Hello all - I'm sure I'm reinventing the wheel here, but I'm not sure the solution I've found public so far
http://www-cs-students.stanford.edu/~amitp/Articles/HexLOS.h... is always correct. That one depends on a modified Bresenham line-drawing algorithm, and the Line of Sight may cross a hex even if it's not enough to warrant getting an ON pixel after the rounding (the idea of the algorithm for square grids).

Superpose a rectangular x,y grid onto the hex grid, such as one direction of hex-centers coincides with the x axis. So, the centers of hexes along it have x,y coordinates (0,0) - the observer/firer, (1,0), (2,0) ...



My hex-grid coordinates are what wargamers use 'by eye', and are different from the two systems proposed in that article:
D -> distance in hexes
L -> 'laterality' i.e. how many hex rows away from the x axis
A hex of hex-coordinates (D,L) moves from the origin: D-L hexes along the axis, and L hexes to 60 degrees (suppose 'up')

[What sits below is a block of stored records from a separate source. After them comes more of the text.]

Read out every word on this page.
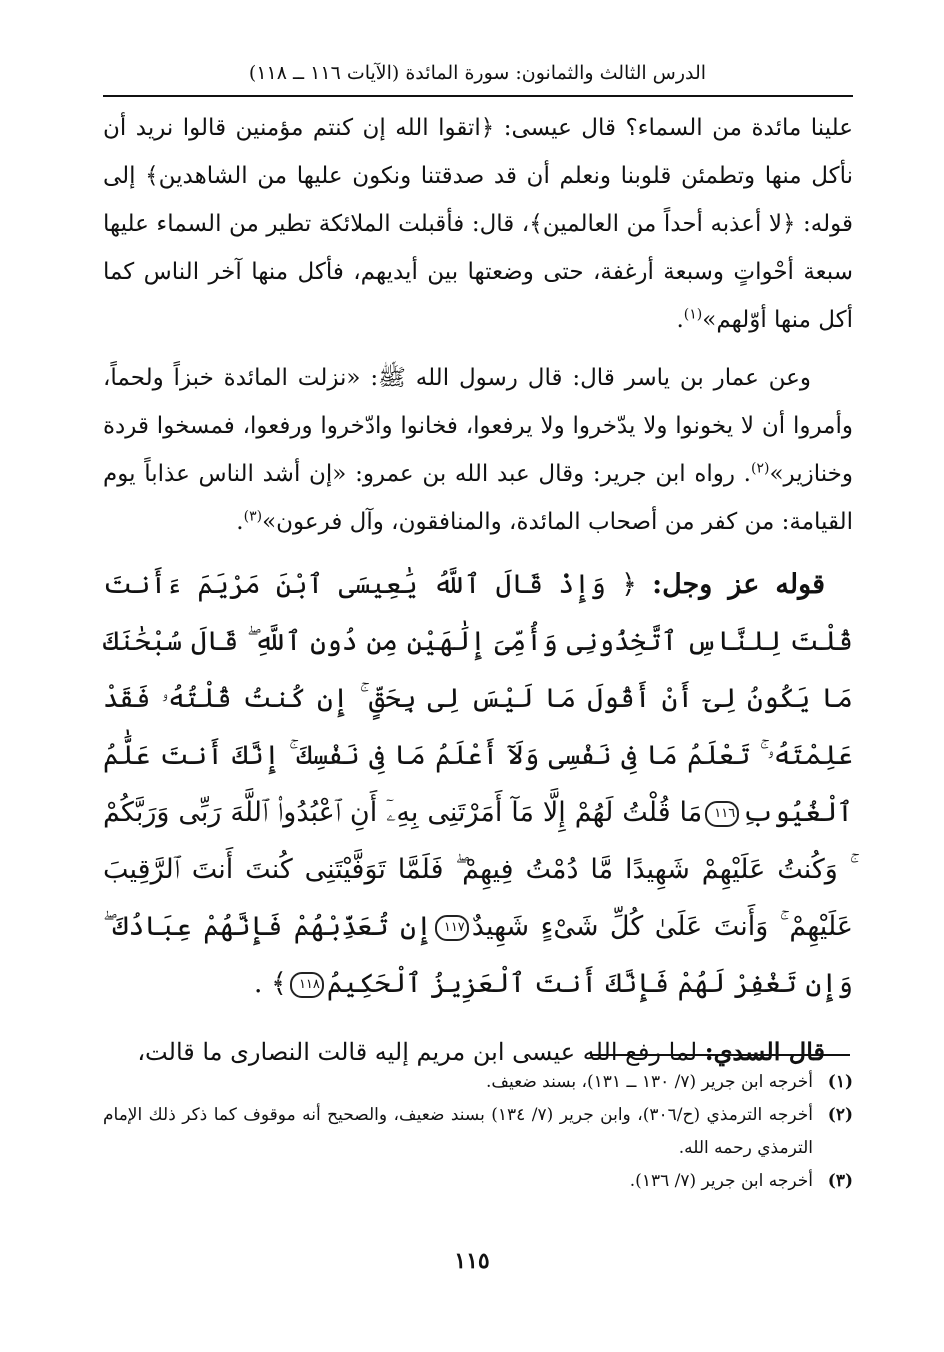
الدرس الثالث والثمانون: سورة المائدة (الآيات ١١٦ ــ ١١٨)

علينا مائدة من السماء؟ قال عيسى: ﴿اتقوا الله إن كنتم مؤمنين قالوا نريد أن نأكل منها وتطمئن قلوبنا ونعلم أن قد صدقتنا ونكون عليها من الشاهدين﴾ إلى قوله: ﴿لا أعذبه أحداً من العالمين﴾، قال: فأقبلت الملائكة تطير من السماء عليها سبعة أحْواتٍ وسبعة أرغفة، حتى وضعتها بين أيديهم، فأكل منها آخر الناس كما أكل منها أوّلهم»$^{(١)}$.

وعن عمار بن ياسر قال: قال رسول الله ﷺ: «نزلت المائدة خبزاً ولحماً، وأمروا أن لا يخونوا ولا يدّخروا ولا يرفعوا، فخانوا وادّخروا ورفعوا، فمسخوا قردة وخنازير»$^{(٢)}$. رواه ابن جرير: وقال عبد الله بن عمرو: «إن أشد الناس عذاباً يوم القيامة: من كفر من أصحاب المائدة، والمنافقون، وآل فرعون»$^{(٣)}$.

قوله عز وجل: ﴿ وَإِذْ قَالَ ٱللَّهُ يَٰعِيسَى ٱبْنَ مَرْيَمَ ءَأَنتَ قُلْتَ لِلنَّاسِ ٱتَّخِذُونِى وَأُمِّىَ إِلَٰهَيْنِ مِن دُونِ ٱللَّهِ ۖ قَالَ سُبْحَٰنَكَ مَا يَكُونُ لِىٓ أَنْ أَقُولَ مَا لَيْسَ لِى بِحَقٍّ ۚ إِن كُنتُ قُلْتُهُۥ فَقَدْ عَلِمْتَهُۥ ۚ تَعْلَمُ مَا فِى نَفْسِى وَلَآ أَعْلَمُ مَا فِى نَفْسِكَ ۚ إِنَّكَ أَنتَ عَلَّٰمُ ٱلْغُيُوبِ١١٦مَا قُلْتُ لَهُمْ إِلَّا مَآ أَمَرْتَنِى بِهِۦٓ أَنِ ٱعْبُدُوا۟ ٱللَّهَ رَبِّى وَرَبَّكُمْ ۚ وَكُنتُ عَلَيْهِمْ شَهِيدًا مَّا دُمْتُ فِيهِمْ ۖ فَلَمَّا تَوَفَّيْتَنِى كُنتَ أَنتَ ٱلرَّقِيبَ عَلَيْهِمْ ۚ وَأَنتَ عَلَىٰ كُلِّ شَىْءٍ شَهِيدٌ١١٧إِن تُعَذِّبْهُمْ فَإِنَّهُمْ عِبَادُكَ ۖ وَإِن تَغْفِرْ لَهُمْ فَإِنَّكَ أَنتَ ٱلْعَزِيزُ ٱلْحَكِيمُ١١٨﴾ .

قال السدي: لما رفع الله عيسى ابن مريم إليه قالت النصارى ما قالت،

(١)
أخرجه ابن جرير (٧/ ١٣٠ ــ ١٣١)، بسند ضعيف.
(٢)
أخرجه الترمذي (ح/٣٠٦)، وابن جرير (٧/ ١٣٤) بسند ضعيف، والصحيح أنه موقوف كما ذكر ذلك الإمام الترمذي رحمه الله.
(٣)
أخرجه ابن جرير (٧/ ١٣٦).
١١٥
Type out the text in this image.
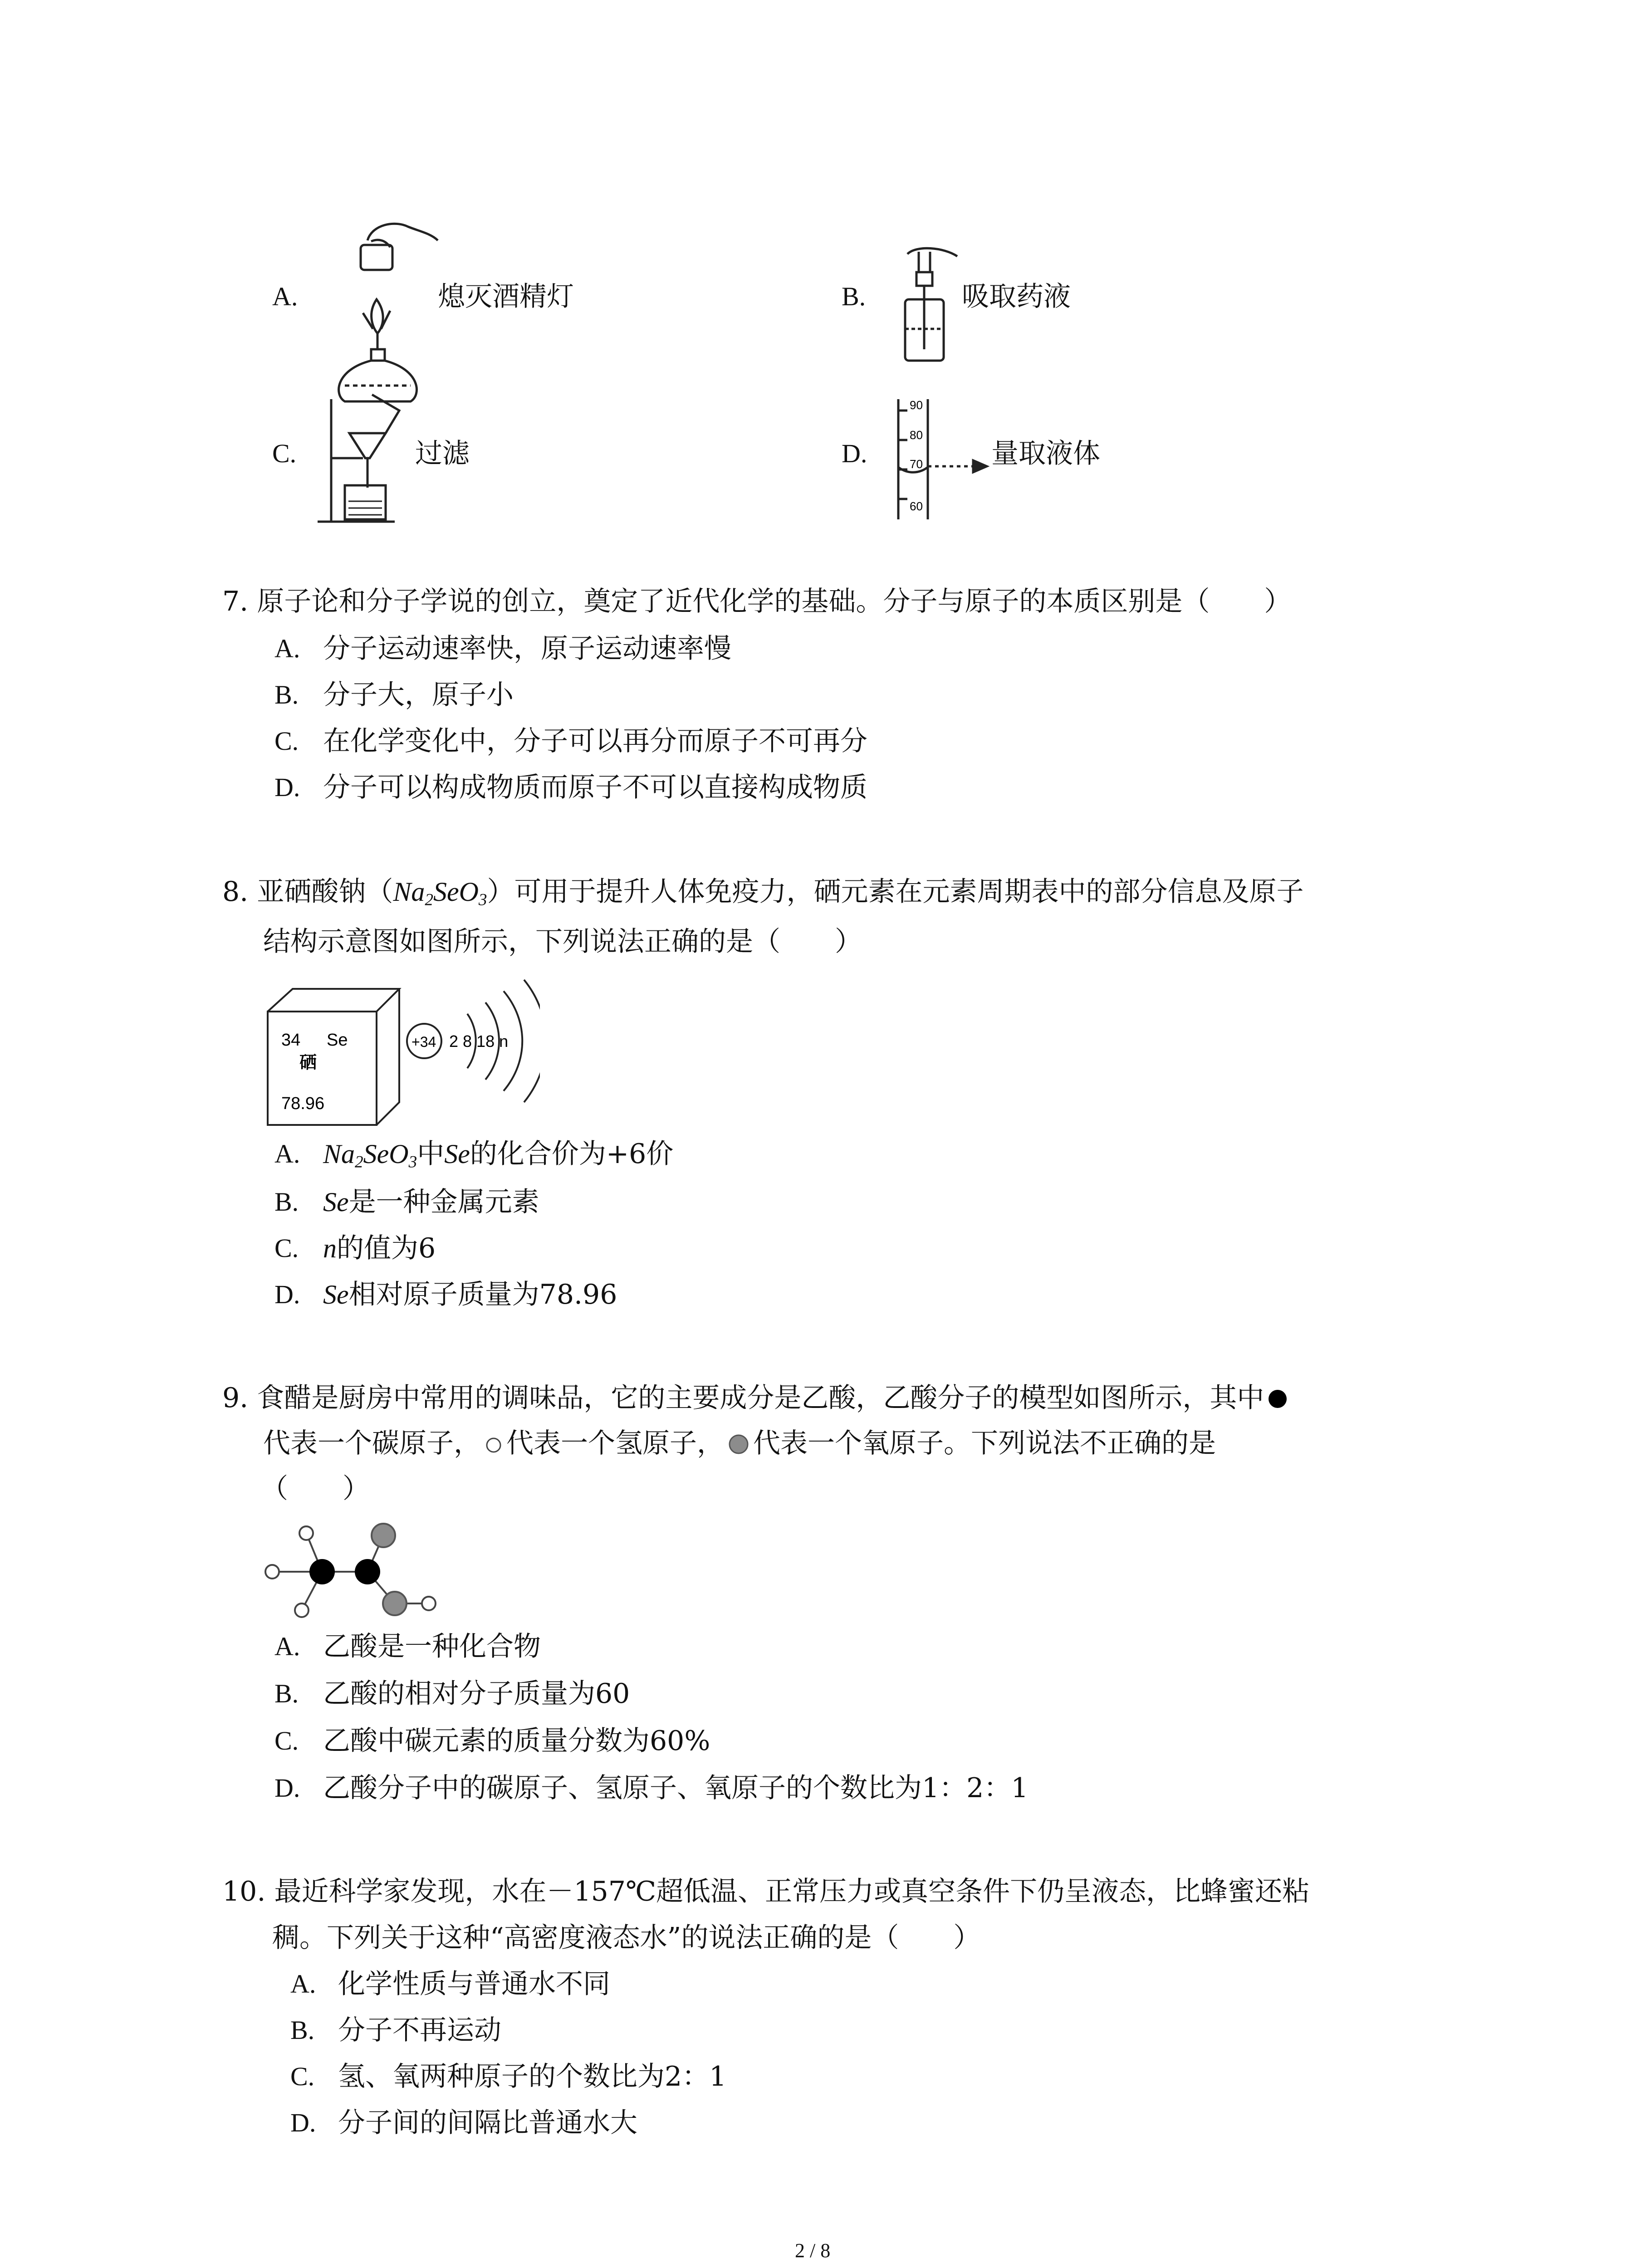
A.	熄灭酒精灯	B.	吸取药液
C.	过滤	D.
90
80
70
60
量取液体
7. 原子论和分子学说的创立，奠定了近代化学的基础。分子与原子的本质区别是（　　）
A. 分子运动速率快，原子运动速率慢
B. 分子大，原子小
C. 在化学变化中，分子可以再分而原子不可再分
D. 分子可以构成物质而原子不可以直接构成物质
8. 亚硒酸钠$(Na_2SeO_3)$可用于提升人体免疫力，硒元素在元素周期表中的部分信息及原子
结构示意图如图所示，下列说法正确的是（　　）
34 Se
硒
78.96
+34 2 8 18 n
A. $Na_2SeO_3$中Se的化合价为+6价
B. Se是一种金属元素
C. n的值为6
D. Se相对原子质量为78.96
9. 食醋是厨房中常用的调味品，它的主要成分是乙酸，乙酸分子的模型如图所示，其中
代表一个碳原子， 代表一个氢原子， 代表一个氧原子。下列说法不正确的是
（　　）
A. 乙酸是一种化合物
B. 乙酸的相对分子质量为60
C. 乙酸中碳元素的质量分数为60%
D. 乙酸分子中的碳原子、氢原子、氧原子的个数比为1：2：1
10. 最近科学家发现，水在－157℃超低温、正常压力或真空条件下仍呈液态，比蜂蜜还粘
稠。下列关于这种“高密度液态水”的说法正确的是（　　）
A. 化学性质与普通水不同
B. 分子不再运动
C. 氢、氧两种原子的个数比为2：1
D. 分子间的间隔比普通水大
2 / 8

The rectangular coordinates of hex-coords (1,1) are (1/2, sqrt(3)/2)

So, the rectangular coordinates of the center of a hex (say the Target) are:

Xt = Dt - Lt/2
Yt = Lt * sqrt(3)/2

The coordinates of the lowest corner of the Obstacle hex are:

Xo = Do - Lo/2
Yo = Lo * sqrt(3)/2 - sqrt(3)/3

(Note: the lowest corner, and not e.g. the right-lower corner is the critical one if-and-only-if Dt >= 2* Lt. Else, look at it from another angle - rotate the X axis 60 degrees and mirror the image)

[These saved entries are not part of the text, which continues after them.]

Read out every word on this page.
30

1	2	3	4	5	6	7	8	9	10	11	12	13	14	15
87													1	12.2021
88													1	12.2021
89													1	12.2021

There is LOS to the target if the slope of the Firer-Obstacle line is not lower than the slope of the Firer-Target line:

So = Yo / Xo = (Lo * sqrt(3)/2 - sqrt(3)/3) / (Do - Lo/2)
St = Yt / Xt = (Lt * sqrt(3)/2) / (Dt - Lt/2)

So >= St
simplify by sqrt(3)/6

(3*Lo - 2) / (Do - Lo/2) >= 3*Lt / (Dt - Lt/2)

so there results the Minimum distance to the target to have LOS, given the other 3 variables (distance to obstacle, laterality of target and obstacle):

Dt min = Lt/2 + (Do - Lo/2) * 3*Lt / (3*Lo - 2)

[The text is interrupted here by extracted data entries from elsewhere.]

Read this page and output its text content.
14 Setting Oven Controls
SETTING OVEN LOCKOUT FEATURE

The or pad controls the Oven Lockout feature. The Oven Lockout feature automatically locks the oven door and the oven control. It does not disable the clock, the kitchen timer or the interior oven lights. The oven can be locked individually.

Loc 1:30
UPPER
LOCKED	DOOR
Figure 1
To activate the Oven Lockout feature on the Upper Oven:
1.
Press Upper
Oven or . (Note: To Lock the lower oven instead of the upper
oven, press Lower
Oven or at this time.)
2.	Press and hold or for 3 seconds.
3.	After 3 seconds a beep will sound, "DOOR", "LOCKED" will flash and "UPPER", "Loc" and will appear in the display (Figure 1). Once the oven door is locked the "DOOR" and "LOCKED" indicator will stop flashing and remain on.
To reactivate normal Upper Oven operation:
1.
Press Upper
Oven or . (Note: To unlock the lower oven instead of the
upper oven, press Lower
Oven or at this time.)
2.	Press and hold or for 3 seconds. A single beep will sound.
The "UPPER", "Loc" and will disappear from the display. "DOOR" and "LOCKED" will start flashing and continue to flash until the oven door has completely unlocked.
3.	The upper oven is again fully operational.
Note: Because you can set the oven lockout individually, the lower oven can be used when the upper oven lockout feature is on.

not easy to apply, but cannot be further simplified meaningfully.

A particular case is when both target and obstacle are 1 hex lateral from the axis: Lt=1, Lo=1. Then the "3* X-distance" rule applies:

Dt min = 0.5 + (Do - 0.5) * 3

Example in image: if the obstacle is 2 hexes away, 1 lateral (Do=2, Lo=1), the nearest hex that is 1 lateral that is (barely) visible is (5,1):

Dt min = 0.5 + (2 - 0.5) * 3 = 0.5 + 4.5 = 5